Embedding cultural competence in maternity services to improve outcomes for Aboriginal women and infants

2016 
Background: Aboriginal women experience poor maternity outcomes compared with other women in Australia. Few mechanisms and resources exist to support health services and professionals to provide culturally responsive care to Aboriginal women. The right of Aboriginal women to express their diverse cultural needs during pregnancy and birthing requires maternity services to be culturally secure as well as clinically safe. Existing policies state that Cultural Competence (CC) of hospital services and staff is ‘critical to achieve positive outcomes for both mother and baby' and a priority reform area in closing the gap in Aboriginal maternal and child health outcomes. Yet an audit of antenatal care in Western Australia (WA)in 2010 found that 75% of services fail to provide culturally competent care to Aboriginal women. Methods: The audit findings were provided to key health services personnel and Aboriginal women during an extensive consultation. Based on their feedback and a review of the literature, an individual and organisational Cultural Competence Assessment Toolkit (CCAT) was developed, trialled and evaluated with 75 staff in two hospitals. Results: All participants found the CCAT highly relevant and useful to effectively enhance organisational and workforce CC in health services and policy sectors with great potential to be effective if embedded as part of the CQI mechanism in maternity services. Conclusion: A review of the maternity services framework and indicators recommended the CCAT be implemented as part of the National Maternity Services Plan. Building on these recommendations our current study is investigating how to support Aboriginal women's diverse needs to ensure their cultural security in an urban maternity setting: and evaluating the cultural competency, workforce and education needs of midwives.
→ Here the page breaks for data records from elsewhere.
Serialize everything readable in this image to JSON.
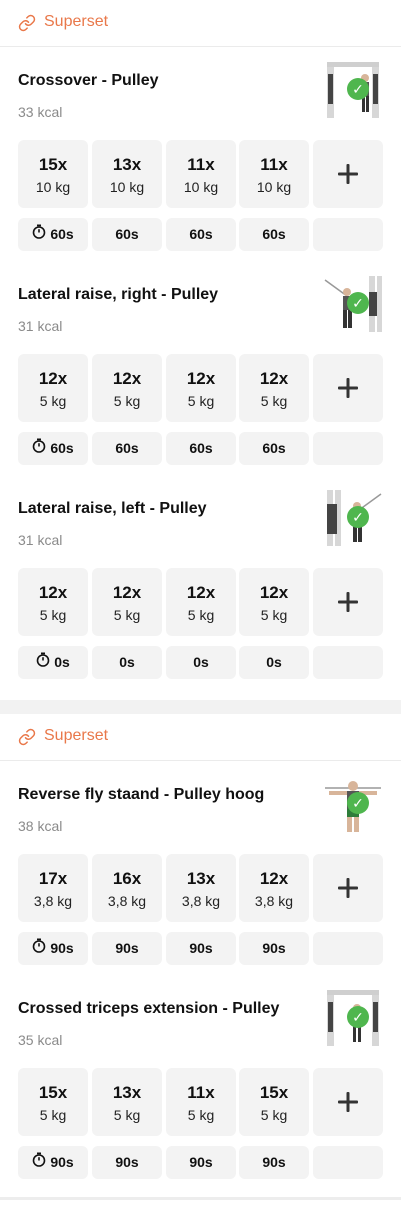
{
  "groups": [
    {
      "label": "Superset",
      "exercises": [
        {
          "title": "Crossover - Pulley",
          "kcal": "33 kcal",
          "thumb": "cable-crossover-machine",
          "sets": [
            {
              "reps": "15x",
              "weight": "10 kg"
            },
            {
              "reps": "13x",
              "weight": "10 kg"
            },
            {
              "reps": "11x",
              "weight": "10 kg"
            },
            {
              "reps": "11x",
              "weight": "10 kg"
            }
          ],
          "rests": [
            "60s",
            "60s",
            "60s",
            "60s"
          ]
        },
        {
          "title": "Lateral raise, right - Pulley",
          "kcal": "31 kcal",
          "thumb": "lateral-raise-right",
          "sets": [
            {
              "reps": "12x",
              "weight": "5 kg"
            },
            {
              "reps": "12x",
              "weight": "5 kg"
            },
            {
              "reps": "12x",
              "weight": "5 kg"
            },
            {
              "reps": "12x",
              "weight": "5 kg"
            }
          ],
          "rests": [
            "60s",
            "60s",
            "60s",
            "60s"
          ]
        },
        {
          "title": "Lateral raise, left - Pulley",
          "kcal": "31 kcal",
          "thumb": "lateral-raise-left",
          "sets": [
            {
              "reps": "12x",
              "weight": "5 kg"
            },
            {
              "reps": "12x",
              "weight": "5 kg"
            },
            {
              "reps": "12x",
              "weight": "5 kg"
            },
            {
              "reps": "12x",
              "weight": "5 kg"
            }
          ],
          "rests": [
            "0s",
            "0s",
            "0s",
            "0s"
          ]
        }
      ]
    },
    {
      "label": "Superset",
      "exercises": [
        {
          "title": "Reverse fly staand - Pulley hoog",
          "kcal": "38 kcal",
          "thumb": "reverse-fly",
          "sets": [
            {
              "reps": "17x",
              "weight": "3,8 kg"
            },
            {
              "reps": "16x",
              "weight": "3,8 kg"
            },
            {
              "reps": "13x",
              "weight": "3,8 kg"
            },
            {
              "reps": "12x",
              "weight": "3,8 kg"
            }
          ],
          "rests": [
            "90s",
            "90s",
            "90s",
            "90s"
          ]
        },
        {
          "title": "Crossed triceps extension - Pulley",
          "kcal": "35 kcal",
          "thumb": "triceps-extension",
          "sets": [
            {
              "reps": "15x",
              "weight": "5 kg"
            },
            {
              "reps": "13x",
              "weight": "5 kg"
            },
            {
              "reps": "11x",
              "weight": "5 kg"
            },
            {
              "reps": "15x",
              "weight": "5 kg"
            }
          ],
          "rests": [
            "90s",
            "90s",
            "90s",
            "90s"
          ]
        }
      ]
    }
  ],
  "colors": {
    "accent": "#e9784a",
    "check": "#4fb64e",
    "cell": "#f3f3f3"
  },
  "icons": {
    "group": "link-icon",
    "add": "plus-icon",
    "rest": "timer-icon",
    "done": "checkmark-icon"
  }
}
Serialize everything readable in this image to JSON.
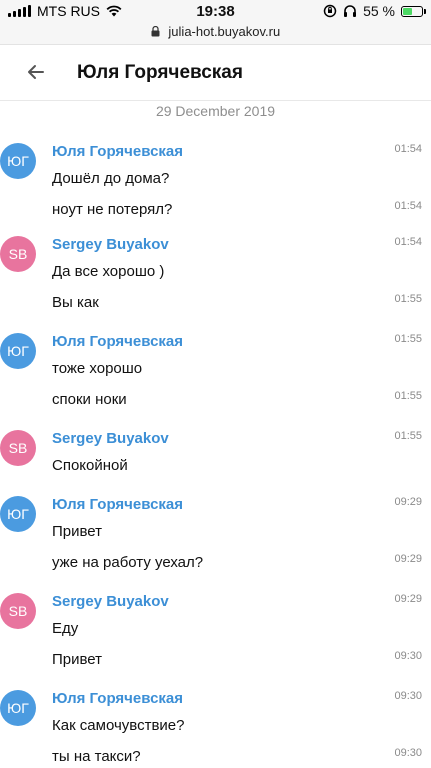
{
  "status_bar": {
    "carrier": "MTS RUS",
    "time": "19:38",
    "battery_percent": "55 %",
    "battery_level": 0.55,
    "battery_color": "#4cd964"
  },
  "url_bar": {
    "url": "julia-hot.buyakov.ru",
    "lock_icon": "lock-icon"
  },
  "header": {
    "title": "Юля Горячевская",
    "back_icon": "arrow-left-icon"
  },
  "date_separator": "29 December 2019",
  "colors": {
    "author": "#3c8fd6",
    "avatar_yg": "#4b9be0",
    "avatar_sb": "#e8749e"
  },
  "messages": [
    {
      "author": "Юля Горячевская",
      "avatar": "ЮГ",
      "lines": [
        {
          "text": "Дошёл до дома?",
          "time": "01:54"
        },
        {
          "text": "ноут не потерял?",
          "time": "01:54"
        }
      ]
    },
    {
      "author": "Sergey Buyakov",
      "avatar": "SB",
      "lines": [
        {
          "text": "Да все хорошо )",
          "time": "01:54"
        },
        {
          "text": "Вы как",
          "time": "01:55"
        }
      ]
    },
    {
      "author": "Юля Горячевская",
      "avatar": "ЮГ",
      "lines": [
        {
          "text": "тоже хорошо",
          "time": "01:55"
        },
        {
          "text": "споки ноки",
          "time": "01:55"
        }
      ]
    },
    {
      "author": "Sergey Buyakov",
      "avatar": "SB",
      "lines": [
        {
          "text": "Спокойной",
          "time": "01:55"
        }
      ]
    },
    {
      "author": "Юля Горячевская",
      "avatar": "ЮГ",
      "lines": [
        {
          "text": "Привет",
          "time": "09:29"
        },
        {
          "text": "уже на работу уехал?",
          "time": "09:29"
        }
      ]
    },
    {
      "author": "Sergey Buyakov",
      "avatar": "SB",
      "lines": [
        {
          "text": "Еду",
          "time": "09:29"
        },
        {
          "text": "Привет",
          "time": "09:30"
        }
      ]
    },
    {
      "author": "Юля Горячевская",
      "avatar": "ЮГ",
      "lines": [
        {
          "text": "Как самочувствие?",
          "time": "09:30"
        },
        {
          "text": "ты на такси?",
          "time": "09:30"
        }
      ]
    }
  ]
}
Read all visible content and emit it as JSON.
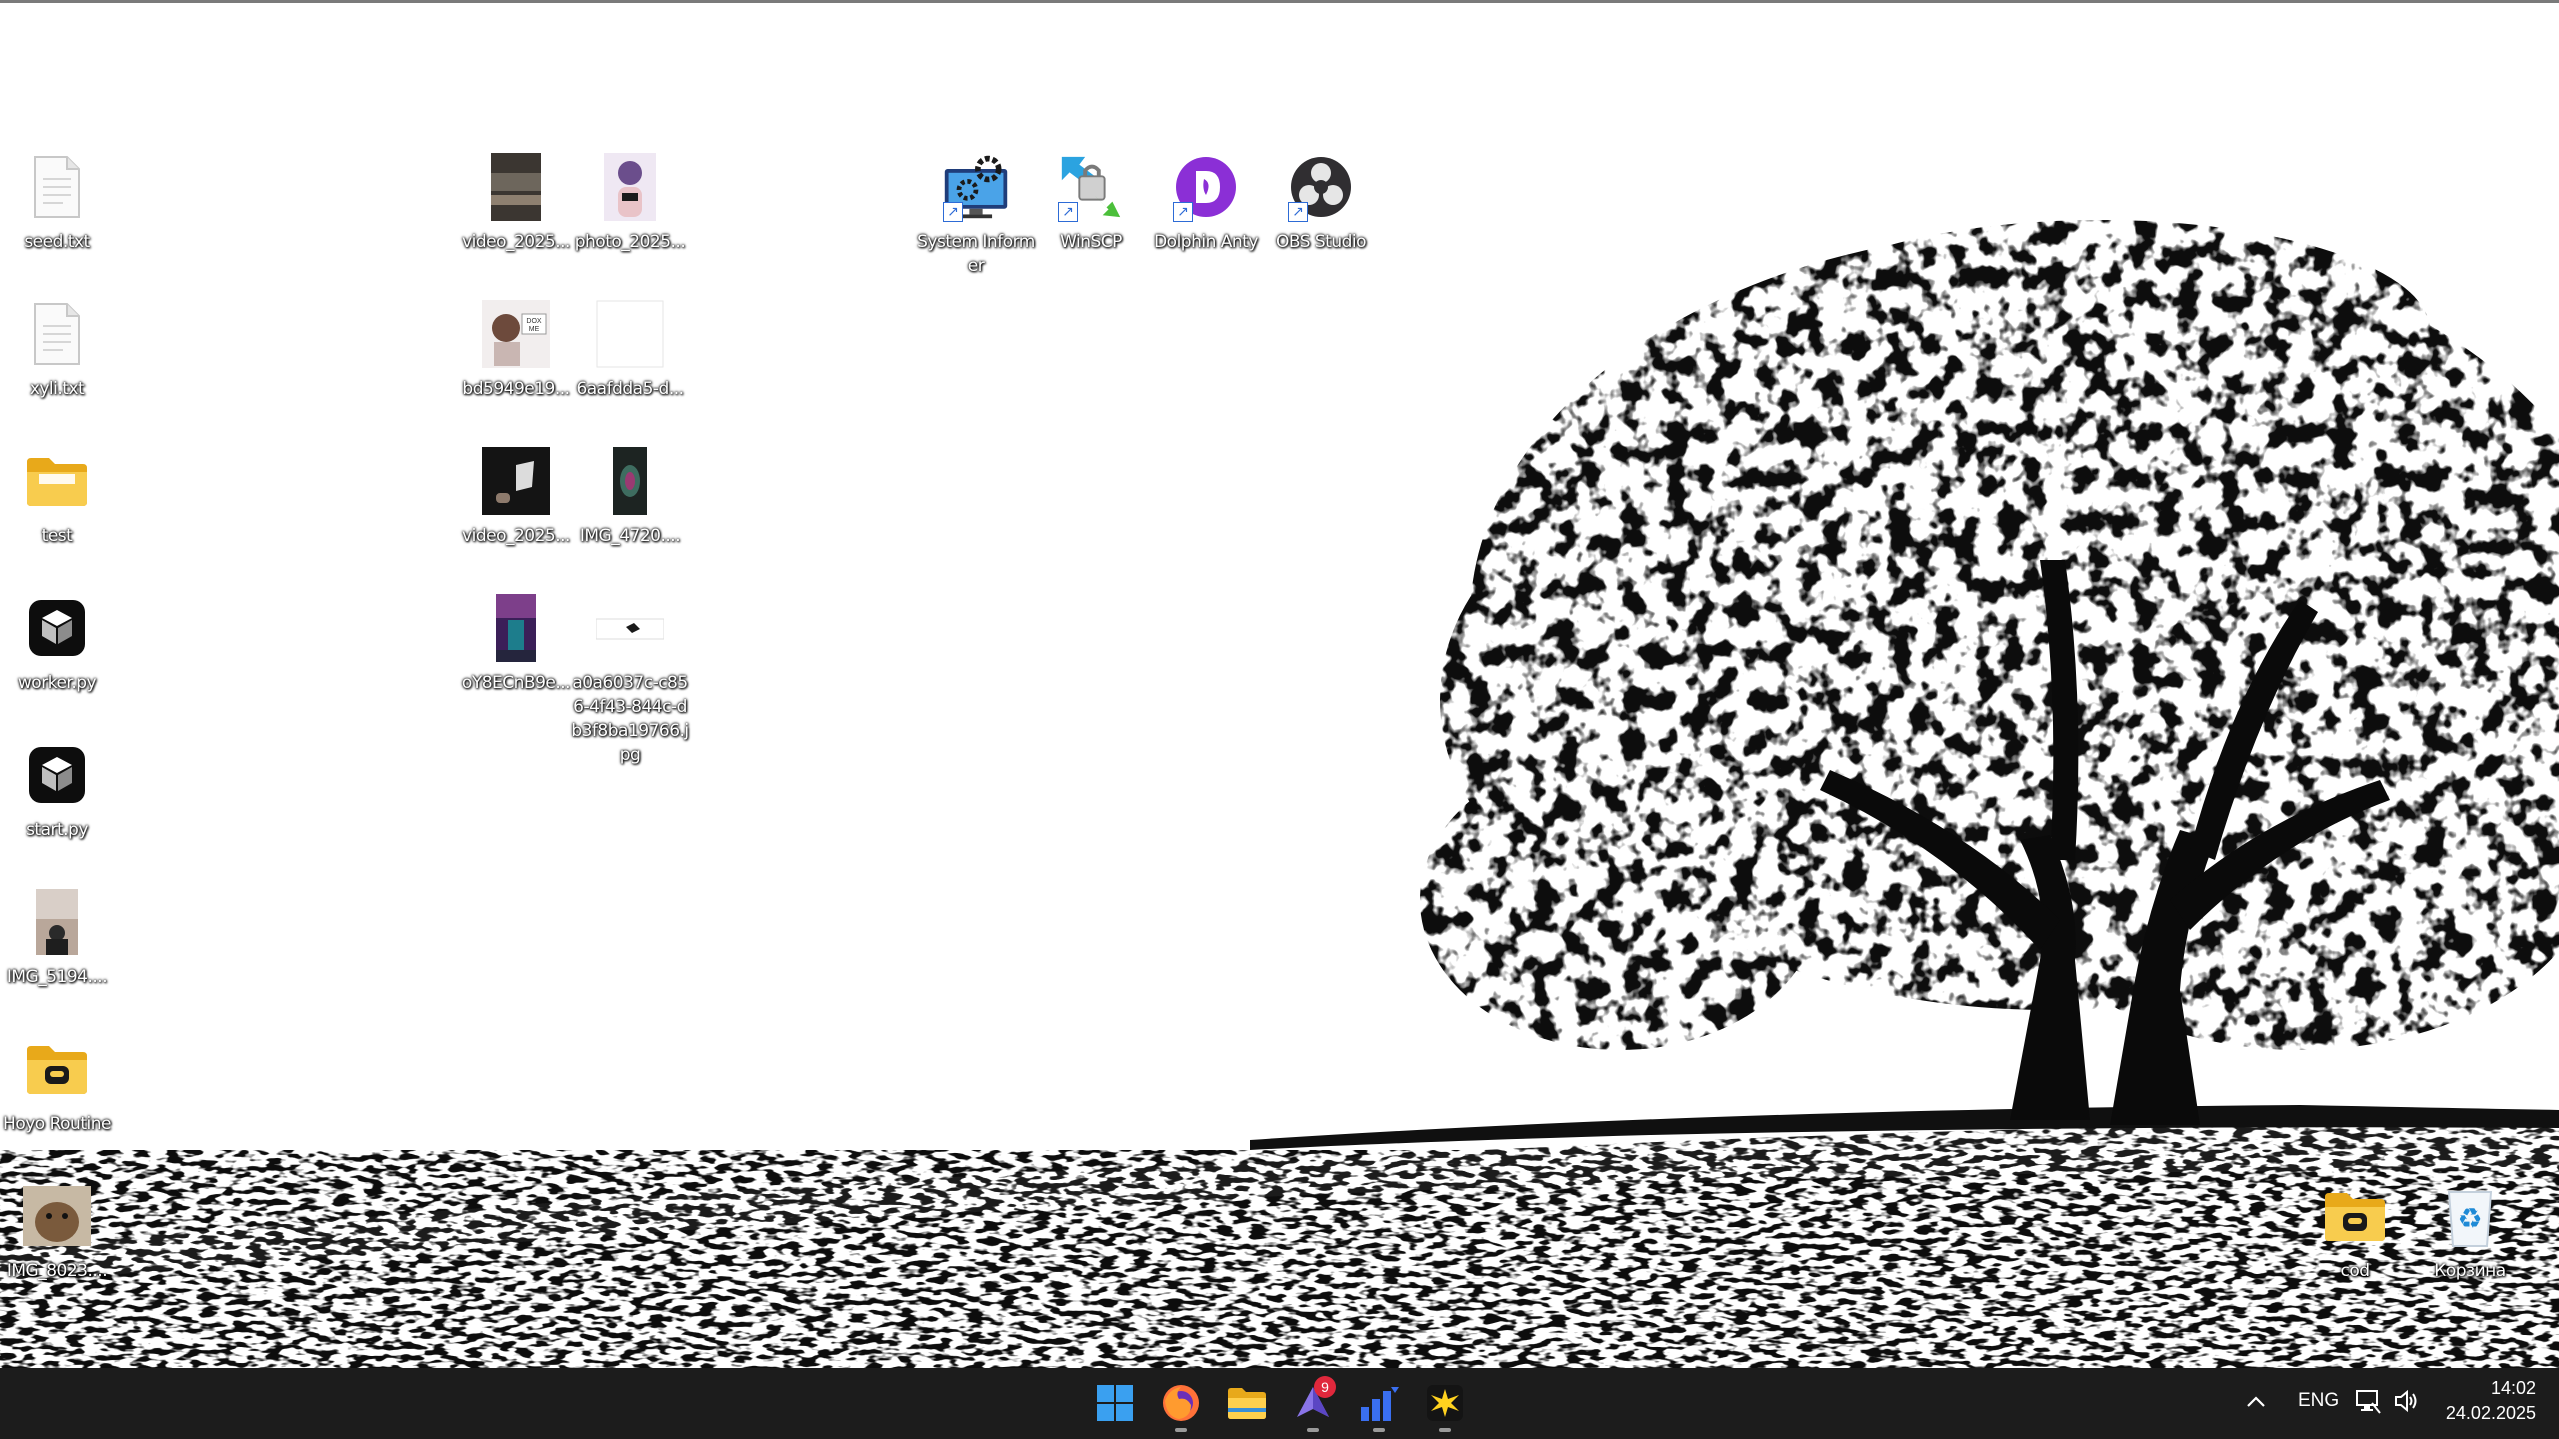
{
  "desktop": {
    "icons": [
      {
        "label": "seed.txt",
        "icon": "text-file-icon"
      },
      {
        "label": "xyli.txt",
        "icon": "text-file-icon"
      },
      {
        "label": "test",
        "icon": "folder-icon"
      },
      {
        "label": "worker.py",
        "icon": "python-cube-icon"
      },
      {
        "label": "start.py",
        "icon": "python-cube-icon"
      },
      {
        "label": "IMG_5194....",
        "icon": "image-thumbnail-icon"
      },
      {
        "label": "Hoyo Routine",
        "icon": "folder-icon"
      },
      {
        "label": "IMG_8023....",
        "icon": "image-thumbnail-icon"
      },
      {
        "label": "video_2025...",
        "icon": "video-thumbnail-icon"
      },
      {
        "label": "photo_2025...",
        "icon": "image-thumbnail-icon"
      },
      {
        "label": "bd5949e19...",
        "icon": "image-thumbnail-icon"
      },
      {
        "label": "6aafdda5-d...",
        "icon": "blank-file-icon"
      },
      {
        "label": "video_2025...",
        "icon": "video-thumbnail-icon"
      },
      {
        "label": "IMG_4720....",
        "icon": "image-thumbnail-icon"
      },
      {
        "label": "oY8ECnB9e...",
        "icon": "image-thumbnail-icon"
      },
      {
        "label": "a0a6037c-c856-4f43-844c-db3f8ba19766.jpg",
        "icon": "image-thumbnail-icon"
      },
      {
        "label": "System Informer",
        "icon": "system-informer-icon"
      },
      {
        "label": "WinSCP",
        "icon": "winscp-icon"
      },
      {
        "label": "Dolphin Anty",
        "icon": "dolphin-anty-icon"
      },
      {
        "label": "OBS Studio",
        "icon": "obs-studio-icon"
      },
      {
        "label": "cod",
        "icon": "folder-icon"
      },
      {
        "label": "Корзина",
        "icon": "recycle-bin-icon"
      }
    ]
  },
  "taskbar": {
    "apps": [
      {
        "name": "start",
        "icon": "windows-start-icon"
      },
      {
        "name": "firefox",
        "icon": "firefox-icon"
      },
      {
        "name": "file-explorer",
        "icon": "folder-icon"
      },
      {
        "name": "messenger",
        "icon": "paper-plane-icon",
        "badge": "9"
      },
      {
        "name": "stats",
        "icon": "bar-chart-icon"
      },
      {
        "name": "burst",
        "icon": "starburst-icon"
      }
    ],
    "tray": {
      "language": "ENG",
      "time": "14:02",
      "date": "24.02.2025"
    }
  },
  "colors": {
    "taskbar_bg": "#1c1c1c",
    "folder_yellow": "#f5c542",
    "badge_red": "#e0283c",
    "accent_blue": "#2d6bd6"
  }
}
This involves conducting culturally sensitive, semi-structured interviews with Aboriginal women using a personal and conversational manner yarning and deep listening practices to explore the meaning of birthing on country with Aboriginal women. The findings will be used to refine and validate the CCAT and inform CC policies and practice, midwifery education and services reform to enhance the quality of and access to maternal health services and improve health and wellbeing outcomes for Aboriginal and other marginalised populations.